In our medical climate, factors such as unforgiving liability, expanding overhead, decreased reimbursements, bureaucratic overregulation, hospital administrative oppression, uncompensated emergency care, Internet-informed pseudo-educated patients, and a generalized de-doctorization, need to be taken into consideration prior to passing judgment.

The perception appears to be that surgeons are simply prone to unprovoked tantrums, and while this is certainly the case on occasion during a stressful operation, fairness dictates that one must evaluate the other inciting factors.

By definition, a surgeon's job requires a degree of precision and concentration unparalleled by most professions. Often a perceived tantrum begins when operating room staff enters the room unprepared both in knowledge of and equipment for a particular planned operation. This angst may progress when the room temperature is magically and uncontrollably locked at 80 degrees Fahrenheit.

This petulance can be heightened further by a staff member's apparent nonchalance, apathy, or more specifically, lack of focus, since the patient who has entrusted you with their well-being really isn't the scrub tech's or nurse's, they're the surgeon's patient.

Combine the aforementioned occurrences with the occasional substandard equipment handed to the surgeon incorrectly. Now further imagine the bewilderment of wondering why the nurse has left the room when you need additional equipment or suture.

Clearly this scenario is not meant to condone dangerous and malicious behavior. But to simply talk about "training on appropriate behavior" and "zero tolerance" ignores the underlying factors, which are all too often ignored by administrators and bureaucrats. The examination needs to go much deeper than just the "what" in these scenarios, but also the "why."

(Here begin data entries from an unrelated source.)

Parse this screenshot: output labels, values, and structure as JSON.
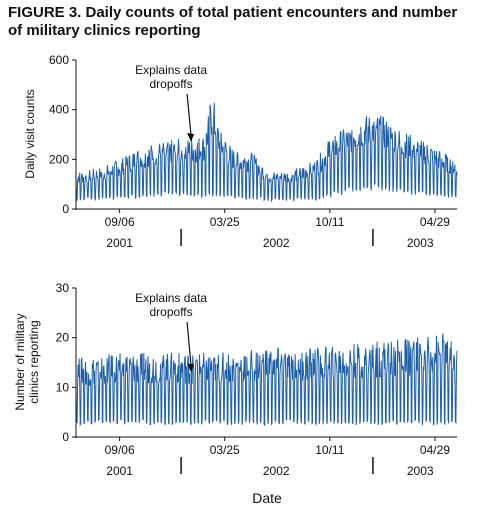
{
  "figure": {
    "title": "FIGURE 3. Daily counts of total patient encounters and number of military clinics reporting",
    "xlabel": "Date"
  },
  "colors": {
    "series": "#1f5fa8",
    "axis": "#111111",
    "background": "#ffffff"
  },
  "chart_data": [
    {
      "type": "line",
      "ylabel": "Daily visit counts",
      "ylim": [
        0,
        600
      ],
      "yticks": [
        0,
        200,
        400,
        600
      ],
      "x_range": [
        "2001-06-15",
        "2003-06-10"
      ],
      "date_ticks": [
        {
          "date": "2001-09-06",
          "label": "09/06"
        },
        {
          "date": "2002-03-25",
          "label": "03/25"
        },
        {
          "date": "2002-10-11",
          "label": "10/11"
        },
        {
          "date": "2003-04-29",
          "label": "04/29"
        }
      ],
      "year_labels": [
        {
          "label": "2001",
          "date": "2001-09-06"
        },
        {
          "label": "2002",
          "date": "2002-07-01"
        },
        {
          "label": "2003",
          "date": "2003-04-01"
        }
      ],
      "year_boundaries": [
        "2002-01-01",
        "2003-01-01"
      ],
      "annotation": {
        "text_lines": [
          "Explains data",
          "dropoffs"
        ],
        "date": "2002-01-20",
        "value": 270
      },
      "series": [
        {
          "x": [
            "2001-06-15",
            "2001-07-15",
            "2001-08-15",
            "2001-09-15",
            "2001-10-15",
            "2001-11-15",
            "2001-12-15",
            "2002-01-15",
            "2002-02-15",
            "2002-03-01",
            "2002-03-15",
            "2002-04-15",
            "2002-05-15",
            "2002-06-15",
            "2002-07-15",
            "2002-08-15",
            "2002-09-15",
            "2002-10-15",
            "2002-11-15",
            "2002-12-15",
            "2003-01-15",
            "2003-02-15",
            "2003-03-15",
            "2003-04-15",
            "2003-05-15",
            "2003-06-10"
          ],
          "weekday_high": [
            150,
            160,
            180,
            210,
            250,
            270,
            280,
            285,
            300,
            480,
            320,
            230,
            230,
            160,
            150,
            170,
            200,
            300,
            330,
            380,
            380,
            330,
            300,
            270,
            230,
            200
          ],
          "weekend_low": [
            40,
            40,
            45,
            50,
            55,
            60,
            60,
            60,
            60,
            60,
            60,
            50,
            50,
            40,
            40,
            40,
            45,
            60,
            80,
            90,
            90,
            80,
            70,
            60,
            55,
            50
          ]
        }
      ]
    },
    {
      "type": "line",
      "ylabel": "Number of military clinics reporting",
      "ylim": [
        0,
        30
      ],
      "yticks": [
        0,
        10,
        20,
        30
      ],
      "x_range": [
        "2001-06-15",
        "2003-06-10"
      ],
      "date_ticks": [
        {
          "date": "2001-09-06",
          "label": "09/06"
        },
        {
          "date": "2002-03-25",
          "label": "03/25"
        },
        {
          "date": "2002-10-11",
          "label": "10/11"
        },
        {
          "date": "2003-04-29",
          "label": "04/29"
        }
      ],
      "year_labels": [
        {
          "label": "2001",
          "date": "2001-09-06"
        },
        {
          "label": "2002",
          "date": "2002-07-01"
        },
        {
          "label": "2003",
          "date": "2003-04-01"
        }
      ],
      "year_boundaries": [
        "2002-01-01",
        "2003-01-01"
      ],
      "annotation": {
        "text_lines": [
          "Explains data",
          "dropoffs"
        ],
        "date": "2002-01-20",
        "value": 13
      },
      "series": [
        {
          "x": [
            "2001-06-15",
            "2001-09-15",
            "2001-12-15",
            "2002-03-15",
            "2002-06-15",
            "2002-09-15",
            "2002-12-15",
            "2003-03-15",
            "2003-05-15",
            "2003-06-10"
          ],
          "weekday_high": [
            16,
            17,
            17,
            17,
            18,
            18,
            19,
            20,
            21,
            18
          ],
          "weekend_low": [
            3,
            3,
            3,
            3,
            3,
            3,
            3,
            3,
            3,
            3
          ]
        }
      ]
    }
  ]
}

Let's hold all members of the operating room team and administration to the same degree of professionalism and meticulousness inherently required of the surgeon and anesthesiologist. I contend that in the event of actual equality of expectation, the tantrum meter would drop. Until that time, I suggest that more "understanding and tolerance" is afforded the doctors on whom the ultimate weight of responsibility lies.

Devin M. Cunning, MD, Lake Havasu City, Ariz.